Flat characterization? Certainly not deep, but why has the reviewer said nothing about Bond’s speech on the nature of evil, his doubts about his job, and how he undergoes a character arc, threatening to turn from a “wonderful machine” into a human being, and then reverting at the end? And while some of the most engaged writing is indeed in the torture section, what about the gambling scenes, some of the most dramatic and compelling in the entire book?

The reviewer suggests the appeal of Fleming, supposedly based in consumerism, has faded, thanks to “the historical, cultural and economic distance” that separates the modern reader Bond’s world. By the same logic, we should turn up our nose at the Sherlock Holmes stories, since those also have implausible events, shallow characterization, and take place in a world very far from our own. All that distance between us and 1895!

But fixating on consumerism is a dead-end. Fleming did not simply list whatever the most expensive goods were; he picked what what he personally thought best, so the books are an idiosyncratic record of one author’s mentality. Beyond that, “consumerism” was part of Fleming’s larger fixation on objects and detail, which he relied on to give his novels grounding in the real world and suspend the reader’s disbelief in more fantastic elements. This focus on detail, whether in operation of a card game or dinner at a casino, allowed Fleming to capture a now-lost mid-century world just as successfully as Doyle captured the London of 1895. Part of Fleming’s current appeal is precisely in his presentation of a now-distant world.

Also, if expensive cars are politically incorrect, why is Bond still driving them in the movies and why are they selling so well? Even eco-friendly Teslas can be pricey. The reviewer’s final point, that cinema Bond is supposedly all that counts, doesn’t mention that the most important and influential Bond films, the first three and the sixth, the ones that set the series template, were all relatively close Fleming adaptations. And even NTTD, the latest film, has plenty of Fleming references and inspirations.

As for the New Yorker piece, the reviewer is not even a literary critic–if he was he might have been more wary of quote-mining and treating characters’ dialogue as if it spoke for the author. There’s a good book in the subject of Fleming’s relations with Jamaica and colonization–and it’s already been written. Matthew Parker’s Goldeneye is also far less heavy-handed and belitting than this review.

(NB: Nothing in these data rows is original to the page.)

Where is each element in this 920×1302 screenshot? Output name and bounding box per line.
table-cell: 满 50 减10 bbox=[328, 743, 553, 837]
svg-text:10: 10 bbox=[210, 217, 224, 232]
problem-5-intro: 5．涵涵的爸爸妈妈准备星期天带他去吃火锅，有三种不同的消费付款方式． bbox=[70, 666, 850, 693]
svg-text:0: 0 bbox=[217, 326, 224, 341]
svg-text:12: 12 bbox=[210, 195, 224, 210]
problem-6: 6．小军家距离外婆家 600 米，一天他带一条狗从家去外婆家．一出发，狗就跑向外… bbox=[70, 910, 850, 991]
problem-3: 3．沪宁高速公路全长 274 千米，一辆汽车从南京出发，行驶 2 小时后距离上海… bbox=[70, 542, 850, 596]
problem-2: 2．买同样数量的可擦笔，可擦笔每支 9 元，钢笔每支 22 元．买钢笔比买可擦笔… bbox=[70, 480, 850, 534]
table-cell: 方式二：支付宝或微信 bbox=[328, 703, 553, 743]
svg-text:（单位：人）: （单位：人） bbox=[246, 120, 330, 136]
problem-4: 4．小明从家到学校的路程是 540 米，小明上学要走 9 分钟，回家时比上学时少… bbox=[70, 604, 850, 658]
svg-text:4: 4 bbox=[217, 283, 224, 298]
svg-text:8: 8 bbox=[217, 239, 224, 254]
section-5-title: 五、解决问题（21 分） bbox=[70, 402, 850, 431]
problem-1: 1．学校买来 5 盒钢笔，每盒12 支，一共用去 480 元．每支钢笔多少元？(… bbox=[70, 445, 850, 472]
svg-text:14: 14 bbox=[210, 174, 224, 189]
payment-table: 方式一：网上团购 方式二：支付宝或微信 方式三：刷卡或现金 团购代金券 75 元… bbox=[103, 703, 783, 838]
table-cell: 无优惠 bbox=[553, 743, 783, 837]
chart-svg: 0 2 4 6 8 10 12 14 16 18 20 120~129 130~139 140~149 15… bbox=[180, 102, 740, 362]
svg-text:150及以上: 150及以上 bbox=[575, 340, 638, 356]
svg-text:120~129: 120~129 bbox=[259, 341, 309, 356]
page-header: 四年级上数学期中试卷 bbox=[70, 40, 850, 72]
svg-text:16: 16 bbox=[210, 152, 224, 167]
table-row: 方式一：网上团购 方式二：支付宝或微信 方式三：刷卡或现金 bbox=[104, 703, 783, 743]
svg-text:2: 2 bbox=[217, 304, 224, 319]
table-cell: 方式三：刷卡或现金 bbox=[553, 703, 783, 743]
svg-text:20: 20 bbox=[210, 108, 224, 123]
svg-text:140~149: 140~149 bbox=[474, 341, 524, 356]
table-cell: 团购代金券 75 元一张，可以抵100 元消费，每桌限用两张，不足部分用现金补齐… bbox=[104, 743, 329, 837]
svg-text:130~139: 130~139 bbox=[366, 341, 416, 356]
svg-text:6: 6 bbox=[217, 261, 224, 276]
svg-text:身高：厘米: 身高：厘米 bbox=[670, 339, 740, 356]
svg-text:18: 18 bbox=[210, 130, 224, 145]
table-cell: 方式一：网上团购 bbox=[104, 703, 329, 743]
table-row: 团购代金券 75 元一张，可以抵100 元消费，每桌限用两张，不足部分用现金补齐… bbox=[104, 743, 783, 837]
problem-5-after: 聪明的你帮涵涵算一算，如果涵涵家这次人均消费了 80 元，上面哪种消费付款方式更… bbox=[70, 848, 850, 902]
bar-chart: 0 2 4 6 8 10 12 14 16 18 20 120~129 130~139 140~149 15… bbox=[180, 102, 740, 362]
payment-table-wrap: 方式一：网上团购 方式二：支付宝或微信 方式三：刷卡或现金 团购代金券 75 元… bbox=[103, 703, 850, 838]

The reviewer’s aim of viewing the Bond novels primarily through the lens of colonialism doesn’t go terribly far in explaining Fleming’s appeal. Bond might make Jamaica safe for the British in three books, but what about the rest, the majority of the books? You’d have to strain pretty far to present something like Goldfinger as a story about colonialism. It’s very easy to say the Bond books are imperialist escapism (many have), yet much less easy to account why they and the films were and are so popular outside the UK (almost no one has).

But these reviews are valuable in reminding us that those who chalk Fleming’s appeal down to a single factor, whether commercialism or colonialism, are missing the bigger picture.